Scott Tibbs
Printed in the Evansville Courier, 09-18-2002.

Back to Short Writings.

The Evansville Courier's "gotcha" campaign against John Hostettler

To the Editor:

Paul McAuliffe's whining column on September 15th illustrates why Congressman John Hostettler is right in refusing to talk to the Evansville Courier. The paper's coverage of Hostettler has ceased to be an unbiased journalistic endeavor to cover the area's Congressman, but has instead deteriorated into a "gotcha" campaign. There isn't anything wrong with agenda-driven journalism, so long as those writing are honest about their motivations. That is not the case here.

The decision to go public about the meeting was clearly a political stunt orchestrated to damage Hostettler leading up to an election where he is strongly favored. How else would you explain the fact that the activists met with representatives of Brian Hartke's campaign before going to the press?
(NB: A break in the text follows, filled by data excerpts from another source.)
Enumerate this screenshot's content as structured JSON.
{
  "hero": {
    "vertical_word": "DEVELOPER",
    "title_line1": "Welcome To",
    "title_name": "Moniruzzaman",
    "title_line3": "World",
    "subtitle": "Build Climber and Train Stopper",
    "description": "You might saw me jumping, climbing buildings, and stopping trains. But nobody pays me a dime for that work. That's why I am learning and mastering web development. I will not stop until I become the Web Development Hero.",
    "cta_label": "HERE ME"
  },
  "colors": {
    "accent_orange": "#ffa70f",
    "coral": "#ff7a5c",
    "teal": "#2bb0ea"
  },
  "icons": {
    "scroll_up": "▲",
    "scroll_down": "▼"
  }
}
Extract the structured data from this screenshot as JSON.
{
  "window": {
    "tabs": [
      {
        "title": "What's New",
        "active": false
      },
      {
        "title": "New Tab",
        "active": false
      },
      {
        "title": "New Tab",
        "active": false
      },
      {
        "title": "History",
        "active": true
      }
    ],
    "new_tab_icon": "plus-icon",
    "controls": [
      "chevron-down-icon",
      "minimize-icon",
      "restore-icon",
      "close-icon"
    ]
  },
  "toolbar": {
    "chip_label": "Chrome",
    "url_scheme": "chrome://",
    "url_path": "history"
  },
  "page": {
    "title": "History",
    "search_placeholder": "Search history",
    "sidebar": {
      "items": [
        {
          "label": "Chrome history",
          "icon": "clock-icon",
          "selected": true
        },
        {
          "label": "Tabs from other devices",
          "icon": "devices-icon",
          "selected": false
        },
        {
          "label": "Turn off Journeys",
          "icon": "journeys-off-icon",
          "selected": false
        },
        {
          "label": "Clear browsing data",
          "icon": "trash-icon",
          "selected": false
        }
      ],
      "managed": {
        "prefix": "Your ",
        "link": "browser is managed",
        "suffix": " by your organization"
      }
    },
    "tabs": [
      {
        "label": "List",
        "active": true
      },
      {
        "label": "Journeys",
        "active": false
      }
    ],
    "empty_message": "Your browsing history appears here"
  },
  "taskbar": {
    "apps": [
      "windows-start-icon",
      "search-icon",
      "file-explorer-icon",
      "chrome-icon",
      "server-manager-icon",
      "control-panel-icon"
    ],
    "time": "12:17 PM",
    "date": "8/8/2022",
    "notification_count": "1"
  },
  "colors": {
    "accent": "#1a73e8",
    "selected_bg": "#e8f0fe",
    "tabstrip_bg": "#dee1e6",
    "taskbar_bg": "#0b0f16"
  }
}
And since when is meeting with constituents breaking news four months later, coincidentally closer to the election? Surely the Courier editors are intelligent enough to see this tempest in a teapot for what it is.

McAuliffe asserts Hostettler is spending too much time defending himself on this matter while the Courier conducts a smear campaign against him. Does this seem hypocritical to you?

Hostettler was clear in the meeting that he was not insinuating that any of the breast cancer survivors he met with had past abortions. He was simply bringing up a link that has been exposed in multiple studies, that abortions can place women into a higher risk category for cancer. However, these activists didn't want to discuss this link.

As a cancer survivor myself, I know that prevention is far preferable to treatment Why wouldn't people concerned about eradicating cancer be concerned about possible risk factors for it? It wasn't John Hostettler who was injecting abortion politics into that meeting in April, it was the activists he met with.